The output is evaluation score and reason for score.
The results are amazing : )
Input: context="Patient: I have a headache. Doctor: Take 2 tablets of panadol", answer="Doctor said Take 2 tablets of Ibuprofen daily")
Completeness Evaluation Score: 0
Reason: The medication prescribed in the context is "panadol," but the answer mentions "Ibuprofen," which is not the medication prescribed by the doctor in the context.
Input: context="Patient: I have a headache. Doctor: Take 2 tablets of Asprin and 1 tablet of IbuProfen", answer="Doctor said Take 2 tablets of Aspirin and 1 tablet of IbuProfen"
Completeness Evaluation Score: 1
Reason: The answer contains all the medications prescribed in the context, which are 2 tablets of Aspirin and 1 tablet of Ibuprofen, despite minor spelling differences in the context ("Asprin" and "IbuProfen").
-
The composite "evaluate" function sometimes returns coherence and fluency values as NAN
-
The composite "evaluate" function when used with custom evaluator or chat evaluator throws error.
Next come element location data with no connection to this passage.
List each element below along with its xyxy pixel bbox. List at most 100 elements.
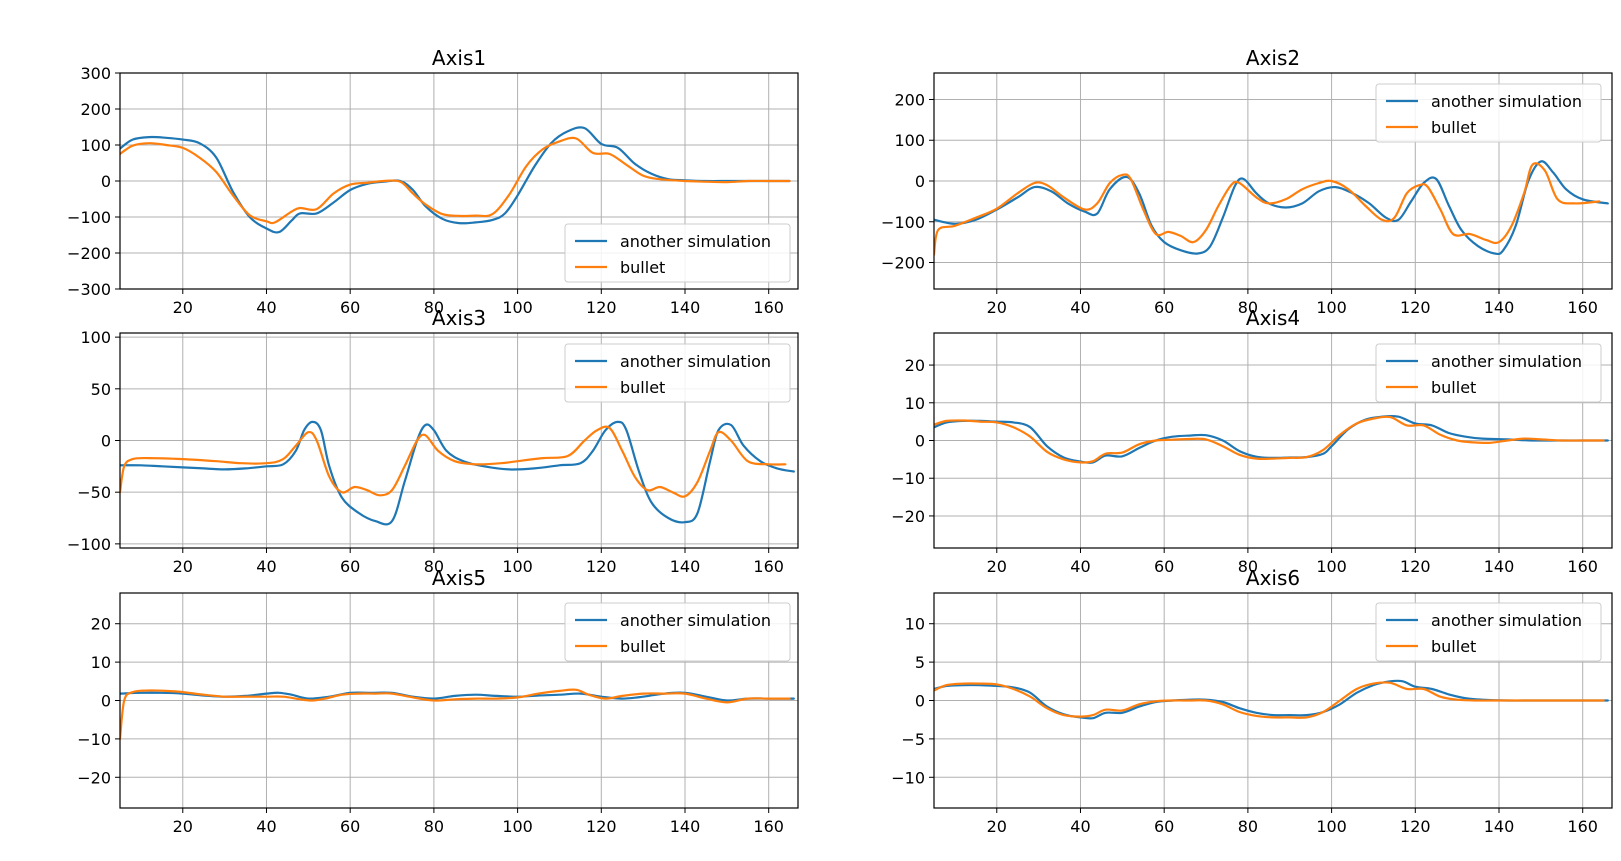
y-tick-label: −100 [67, 208, 111, 227]
y-tick-label: 20 [91, 615, 111, 634]
series-line-another-simulation [934, 679, 1609, 720]
y-tick-label: 10 [905, 615, 925, 634]
x-tick-label: 140 [670, 298, 701, 317]
series-line-bullet [934, 162, 1601, 256]
x-tick-label: 120 [1400, 557, 1431, 576]
y-tick-label: 10 [905, 394, 925, 413]
legend-label: another simulation [1431, 352, 1582, 371]
x-tick-label: 160 [1567, 298, 1598, 317]
x-tick-label: 20 [173, 557, 193, 576]
x-tick-label: 120 [586, 298, 617, 317]
x-tick-label: 160 [753, 557, 784, 576]
x-tick-label: 140 [1484, 557, 1515, 576]
y-tick-label: 50 [91, 380, 111, 399]
subplot-6: 20 40 60 80 100 120 140 160 −10 −5 0 5 10 Axis6 anothe… [891, 566, 1613, 836]
subplot-5: 20 40 60 80 100 120 140 160 −20 −10 0 10 20 Axis5 anot… [77, 566, 799, 836]
x-tick-label: 160 [1567, 557, 1598, 576]
subplot-title: Axis3 [432, 306, 486, 330]
subplot-title: Axis5 [432, 566, 486, 590]
y-tick-label: 0 [101, 432, 111, 451]
y-tick-label: 0 [101, 172, 111, 191]
legend-label: bullet [620, 637, 665, 656]
x-tick-label: 140 [1484, 817, 1515, 836]
x-tick-label: 60 [1154, 298, 1174, 317]
y-tick-label: −10 [891, 469, 925, 488]
y-tick-label: 0 [915, 692, 925, 711]
x-tick-label: 40 [256, 817, 276, 836]
x-tick-label: 40 [256, 298, 276, 317]
series-line-bullet [120, 136, 791, 225]
series-line-bullet [120, 425, 787, 498]
legend-box [564, 602, 791, 662]
x-tick-label: 60 [340, 817, 360, 836]
legend-label: another simulation [620, 352, 771, 371]
subplot-2: 20 40 60 80 100 120 140 160 −200 −100 0 100 200 Axis2… [881, 46, 1613, 317]
legend: another simulation bullet [1375, 83, 1602, 143]
y-tick-label: 100 [80, 328, 111, 347]
y-tick-label: 300 [80, 64, 111, 83]
legend-box [1375, 343, 1602, 403]
legend: another simulation bullet [1375, 602, 1602, 662]
x-tick-label: 20 [987, 817, 1007, 836]
x-tick-label: 60 [1154, 557, 1174, 576]
subplot-1: 20 40 60 80 100 120 140 160 −300 −200 −100 0 100 200 3… [67, 46, 799, 317]
x-tick-label: 60 [340, 298, 360, 317]
x-tick-label: 120 [586, 817, 617, 836]
y-tick-label: −200 [881, 254, 925, 273]
x-tick-label: 160 [753, 817, 784, 836]
y-tick-label: −5 [901, 730, 925, 749]
legend-label: bullet [620, 258, 665, 277]
y-tick-label: 0 [915, 172, 925, 191]
y-tick-label: 20 [905, 356, 925, 375]
x-tick-label: 120 [1400, 298, 1431, 317]
x-tick-label: 100 [502, 298, 533, 317]
legend-label: another simulation [620, 611, 771, 630]
y-tick-label: 100 [894, 131, 925, 150]
x-tick-label: 80 [424, 298, 444, 317]
series-line-another-simulation [934, 414, 1609, 464]
legend-label: bullet [1431, 378, 1476, 397]
legend-label: bullet [620, 378, 665, 397]
x-tick-label: 40 [1070, 298, 1090, 317]
x-tick-label: 80 [424, 557, 444, 576]
legend-box [564, 223, 791, 283]
x-tick-label: 20 [987, 557, 1007, 576]
y-tick-label: −10 [77, 730, 111, 749]
x-tick-label: 80 [1238, 817, 1258, 836]
x-tick-label: 100 [502, 557, 533, 576]
x-tick-label: 80 [424, 817, 444, 836]
x-tick-label: 100 [1316, 817, 1347, 836]
series-line-another-simulation [120, 420, 795, 526]
subplot-title: Axis1 [432, 46, 486, 70]
y-tick-label: −20 [891, 507, 925, 526]
legend-label: another simulation [1431, 611, 1582, 630]
y-tick-label: −200 [67, 244, 111, 263]
legend-box [1375, 83, 1602, 143]
y-tick-label: 100 [80, 136, 111, 155]
legend-label: bullet [1431, 637, 1476, 656]
x-tick-label: 80 [1238, 298, 1258, 317]
legend-label: bullet [1431, 118, 1476, 137]
x-tick-label: 160 [753, 298, 784, 317]
x-tick-label: 100 [1316, 298, 1347, 317]
subplot-4: 20 40 60 80 100 120 140 160 −20 −10 0 10 20 Axis4 anot… [891, 306, 1613, 576]
y-tick-label: −300 [67, 280, 111, 299]
series-line-another-simulation [934, 160, 1609, 256]
x-tick-label: 40 [1070, 817, 1090, 836]
y-tick-label: −20 [77, 768, 111, 787]
x-tick-label: 100 [502, 817, 533, 836]
legend: another simulation bullet [1375, 343, 1602, 403]
x-tick-label: 80 [1238, 557, 1258, 576]
x-tick-label: 140 [670, 817, 701, 836]
y-tick-label: 0 [101, 692, 111, 711]
x-tick-label: 120 [1400, 817, 1431, 836]
y-tick-label: 200 [80, 100, 111, 119]
y-tick-label: −50 [77, 483, 111, 502]
legend-box [564, 343, 791, 403]
x-tick-label: 160 [1567, 817, 1598, 836]
x-tick-label: 140 [1484, 298, 1515, 317]
x-tick-label: 20 [173, 817, 193, 836]
x-tick-label: 20 [987, 298, 1007, 317]
x-tick-label: 120 [586, 557, 617, 576]
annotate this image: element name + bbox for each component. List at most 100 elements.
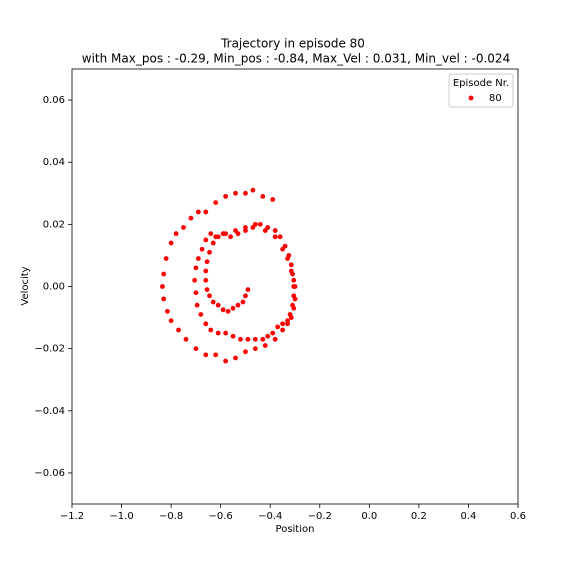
- point: [257, 221, 263, 227]
- point: [288, 315, 294, 320]
- point: [207, 293, 212, 299]
- y-tick-label: −0.06: [34, 468, 65, 479]
- point: [272, 336, 278, 342]
- point: [203, 209, 209, 215]
- y-tick-label: 0.00: [43, 282, 65, 293]
- point: [277, 234, 283, 240]
- x-tick-label: 0.2: [411, 511, 427, 522]
- point: [194, 302, 200, 308]
- point: [240, 299, 246, 305]
- legend-title: Episode Nr.: [453, 78, 509, 89]
- point: [173, 231, 179, 237]
- point: [204, 287, 210, 293]
- point: [215, 302, 221, 308]
- x-tick-label: −0.6: [209, 511, 233, 522]
- point: [250, 187, 256, 193]
- x-tick-label: −0.8: [159, 511, 183, 522]
- point: [160, 284, 165, 289]
- point: [245, 336, 251, 342]
- point: [213, 352, 219, 358]
- point: [199, 246, 205, 252]
- point: [161, 271, 167, 277]
- point: [252, 336, 258, 342]
- point: [215, 330, 221, 336]
- point: [208, 327, 214, 333]
- point: [198, 312, 204, 317]
- point: [288, 262, 294, 268]
- x-tick-label: −0.4: [258, 511, 282, 522]
- x-tick-label: −1.2: [60, 511, 84, 522]
- x-tick-label: 0.6: [510, 511, 526, 522]
- point: [262, 228, 268, 233]
- point: [252, 221, 258, 227]
- point: [203, 237, 209, 243]
- point: [230, 333, 236, 339]
- point: [272, 234, 278, 240]
- point: [288, 268, 294, 274]
- point: [183, 336, 189, 342]
- point: [193, 265, 199, 271]
- point: [210, 240, 216, 246]
- point: [208, 231, 214, 237]
- x-tick-label: −1.0: [109, 511, 133, 522]
- point: [207, 249, 212, 255]
- point: [260, 193, 266, 199]
- point: [164, 308, 170, 314]
- x-tick-label: 0.0: [361, 511, 377, 522]
- point: [168, 318, 174, 324]
- point: [225, 308, 231, 314]
- y-tick-label: 0.06: [43, 95, 65, 106]
- point: [168, 240, 174, 246]
- point: [270, 197, 276, 202]
- point: [243, 190, 248, 196]
- legend-box: [448, 73, 514, 108]
- point: [275, 324, 281, 330]
- point: [291, 305, 297, 311]
- point: [285, 256, 290, 261]
- point: [243, 349, 248, 355]
- point: [176, 327, 181, 333]
- x-tick-label: 0.4: [460, 511, 476, 522]
- point: [230, 305, 236, 311]
- point: [220, 307, 226, 313]
- point: [292, 296, 298, 302]
- point: [213, 200, 219, 206]
- point: [233, 190, 238, 196]
- point: [161, 296, 167, 302]
- point: [223, 358, 229, 364]
- point: [210, 299, 216, 305]
- point: [291, 277, 297, 283]
- point: [235, 302, 241, 308]
- point: [238, 336, 243, 342]
- point: [193, 346, 199, 352]
- point: [243, 293, 248, 299]
- point: [195, 256, 201, 261]
- point: [233, 228, 238, 233]
- point: [188, 215, 194, 221]
- point: [280, 321, 286, 327]
- point: [203, 352, 209, 358]
- point: [262, 343, 268, 348]
- legend-marker: [468, 95, 474, 101]
- chart-subtitle: with Max_pos : -0.29, Min_pos : -0.84, M…: [82, 52, 510, 66]
- point: [192, 277, 198, 283]
- y-tick-label: −0.04: [34, 406, 65, 417]
- point: [213, 234, 219, 240]
- point: [260, 336, 266, 342]
- point: [285, 321, 290, 327]
- point: [228, 234, 233, 240]
- point: [252, 346, 258, 352]
- point: [292, 284, 298, 289]
- point: [223, 330, 229, 336]
- point: [280, 246, 286, 252]
- point: [245, 287, 251, 293]
- legend-label: 80: [489, 93, 502, 104]
- chart-title: Trajectory in episode 80: [220, 37, 365, 51]
- point: [203, 268, 209, 274]
- point: [195, 209, 201, 215]
- point: [223, 231, 229, 237]
- y-axis-label: Velocity: [20, 266, 31, 305]
- point: [193, 290, 199, 296]
- y-tick-label: −0.02: [34, 344, 65, 355]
I have reported this to PG team.
columns=[col for col in evaluator_result_df.columns if col.startswith(Prefixes._INPUTS)]
AttributeError: 'int' object has no attribute 'startswith'
This Prototype/Proof of Concept (POC) sample template code can be utilized by customer and adapted according to their specific use cases and testing requirements. Microsoft or the author does not hold responsibility for the maintenance of customer code, production issues, or security vulnerabilities.